Симон встал в стойку, ударил, выпрямился и незаметно покосился на Доре.

– Работай!

Отметив, что вид у него не бледный, посадка прямая, а дыхание нормальное, Симон успокоился и опять загреб кулаком воздух.

– Резче!

Несколько минут он с энтузиазмом наносил удары.

– Отлично. Береги суставы, – заметив неплотно прижатый большой палец, предостерег ученика Доре, – вот так, – он сложил свои и продемонстрировал Симону правильно упакованный кулак, – понял?

– Да.

– Хорошо… Ты давно Этьену знаешь? – неизвестно с чего вдруг поинтересовался Доре.

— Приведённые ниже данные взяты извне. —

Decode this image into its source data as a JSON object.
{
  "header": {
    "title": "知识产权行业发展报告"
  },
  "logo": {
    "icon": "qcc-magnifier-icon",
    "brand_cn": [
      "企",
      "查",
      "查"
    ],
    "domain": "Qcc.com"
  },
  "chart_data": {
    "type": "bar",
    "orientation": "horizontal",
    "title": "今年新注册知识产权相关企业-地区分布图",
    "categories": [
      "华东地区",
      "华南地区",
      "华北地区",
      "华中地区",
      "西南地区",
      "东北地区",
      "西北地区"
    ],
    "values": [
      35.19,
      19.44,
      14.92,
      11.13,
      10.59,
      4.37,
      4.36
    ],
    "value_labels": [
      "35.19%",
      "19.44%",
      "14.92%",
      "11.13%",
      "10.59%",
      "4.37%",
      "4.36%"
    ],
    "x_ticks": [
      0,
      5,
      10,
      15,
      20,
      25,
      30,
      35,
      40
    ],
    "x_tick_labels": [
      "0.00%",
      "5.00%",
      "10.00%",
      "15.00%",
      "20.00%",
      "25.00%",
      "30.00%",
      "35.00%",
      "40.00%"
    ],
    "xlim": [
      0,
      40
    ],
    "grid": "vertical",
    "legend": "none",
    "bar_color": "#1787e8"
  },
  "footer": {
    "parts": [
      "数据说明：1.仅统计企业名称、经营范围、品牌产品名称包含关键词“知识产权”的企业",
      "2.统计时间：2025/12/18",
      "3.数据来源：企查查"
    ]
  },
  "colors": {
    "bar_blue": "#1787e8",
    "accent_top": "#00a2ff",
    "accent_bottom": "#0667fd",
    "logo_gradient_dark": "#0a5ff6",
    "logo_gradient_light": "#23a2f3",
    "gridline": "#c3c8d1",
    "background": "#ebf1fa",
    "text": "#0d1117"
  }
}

– Давно, – не прекращая боксировать, подтвердил Симон, – мы раньше в одном доме жили, а потом разъехались.

– Почему?

– Так там меблированные комнаты были. Мы в них жили, пока Гаспар учился. А когда он устроился в клинику, то снял квартиру. А когда женился на Мадлене, то мы ещё раз переехали.

– А она?

– Мадлена? Она…

– Я про Этьену.

– А-а-а… она несколько раз уезжала. А когда возвращалась, то опять поселялась там же. Этот дом она купила перед самой войной.

– Значит, она – парижанка?

– Нет, аргентинка.

– Кто? – решив, что не расслышал, Жан удивленно сощурился, – в смысле, что она из Южной Америки?

– Ну, да.

– А почему она в начале войны не уехала? Или в начале оккупации? Тогда же всех иностранцев высылали. И почему её не выслали? – продолжал недоумевать он.